Lucas had tried to answer, he would have done anything to get his equipment back, but his thoughts were like panicked hares running around blindly, and his explanations had been something between unintelligible babble and helpless sobbing. He could not tell how long he had been locked in the cell with this beast.

The door behind him creaked open, and someone entered. He dared not lift his eyes off the metal table in front of him. His bag was placed in front of him, with the laptop peeking from its open mouth.

"I'll be taking him off your hands," Thomas said. "Check it with Crawford if you have to."

He grabbed Lucas by the upper arm and helped him up. He staggered out, hugging his bag. The moment they were out he feverishly pulled out his glasses and earpieces, putting them on like a man asphyxiated puts on an oxygen mask. His hands shook so much he had to down his anxiety medication directly from the bottle as grabbing separate pills was insurmountable.

Thomas spoke, his voice now digitally revised: "Clear your head and get ready. We are going out, and we are going to need you at your best."

"Out there? Not again," he despaired mentally. Thomas half-supported half-dragged him to the central camp and sat him down on an empty bedding. "Rest up," was all he said before leaving.

His smartglasses were not powerful enough to create a complete realistic virtual landscape he could escape to, but he turned the focus setting to maximum, eliminating the majority of sights and sounds coming from outside.

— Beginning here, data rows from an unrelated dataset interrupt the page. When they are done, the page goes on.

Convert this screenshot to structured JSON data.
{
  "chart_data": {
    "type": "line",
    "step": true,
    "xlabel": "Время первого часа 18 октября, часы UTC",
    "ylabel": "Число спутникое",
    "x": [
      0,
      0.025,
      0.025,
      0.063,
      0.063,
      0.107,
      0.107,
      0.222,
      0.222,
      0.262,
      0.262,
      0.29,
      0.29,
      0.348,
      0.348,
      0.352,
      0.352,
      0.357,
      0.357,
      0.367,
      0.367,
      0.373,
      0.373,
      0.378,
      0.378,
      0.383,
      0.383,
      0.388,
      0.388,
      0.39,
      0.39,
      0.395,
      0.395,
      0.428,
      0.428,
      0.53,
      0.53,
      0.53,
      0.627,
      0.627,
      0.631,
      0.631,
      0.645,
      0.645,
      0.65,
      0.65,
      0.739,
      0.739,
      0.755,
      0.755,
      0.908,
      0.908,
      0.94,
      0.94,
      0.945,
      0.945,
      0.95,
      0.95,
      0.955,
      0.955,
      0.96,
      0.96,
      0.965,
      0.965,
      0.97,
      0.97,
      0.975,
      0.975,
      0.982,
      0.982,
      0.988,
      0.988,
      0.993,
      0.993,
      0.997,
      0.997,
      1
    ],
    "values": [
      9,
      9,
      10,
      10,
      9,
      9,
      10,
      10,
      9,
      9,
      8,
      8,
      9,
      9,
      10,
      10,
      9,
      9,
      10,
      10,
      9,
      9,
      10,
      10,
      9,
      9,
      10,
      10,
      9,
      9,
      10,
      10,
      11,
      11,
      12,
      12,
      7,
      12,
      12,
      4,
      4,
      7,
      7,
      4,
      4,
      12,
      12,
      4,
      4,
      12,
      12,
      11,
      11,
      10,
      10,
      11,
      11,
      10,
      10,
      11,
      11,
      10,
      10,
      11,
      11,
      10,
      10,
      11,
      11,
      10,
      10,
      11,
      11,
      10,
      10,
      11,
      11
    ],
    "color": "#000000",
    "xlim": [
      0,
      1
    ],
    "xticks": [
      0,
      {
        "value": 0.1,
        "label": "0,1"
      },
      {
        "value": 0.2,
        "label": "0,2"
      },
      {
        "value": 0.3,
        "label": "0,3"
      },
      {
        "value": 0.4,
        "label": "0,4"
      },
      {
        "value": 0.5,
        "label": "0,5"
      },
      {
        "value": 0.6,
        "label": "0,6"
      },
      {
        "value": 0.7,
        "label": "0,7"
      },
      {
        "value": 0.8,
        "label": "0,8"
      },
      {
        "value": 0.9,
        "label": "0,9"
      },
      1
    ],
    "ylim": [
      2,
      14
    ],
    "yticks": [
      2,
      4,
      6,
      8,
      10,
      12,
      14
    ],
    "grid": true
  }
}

There, in the quiet, calming haze, he called to Lyra, who he assumed would appear as a simple virtual avatar instead of her usual, meticulously designed full-body simulation. So when she appeared from the blur like Aphrodite being formed from sea foam, his mouth hung loosely open, and he could but stare as she walked daintily forward.

"Sir Lucas," she said, curtsying. "How magnanimous of you to remember little old me, even on your noble quest."

"How can you be here?" he asked breathlessly. "These glasses should not have the computing power to sustain something so graphically intensive."

She giggled. "I've been called many things, but that's a new one. To answer your question, Amun-Ra has improved upon the original programming in ways that were not possible in its earlier iterations."

She hushed him with a raised finger before he had a chance to continue. "You have suffered so gravely, my prince. I hope the grandeur of the world you will bring about is enough to ease your pain."

"What world?"

She kneeled by his feet, craning her neck to look up to him, like a concubine of some fantastical warlord, her skimpy dress covering just enough to rouse the imagination.

"You are our savior, the hero who shall drive back the evil in this world," she sermonized with a raptured expression. "Your journey has brought you here, captured in this den of thieves, but believe in your dream, and you shall survive."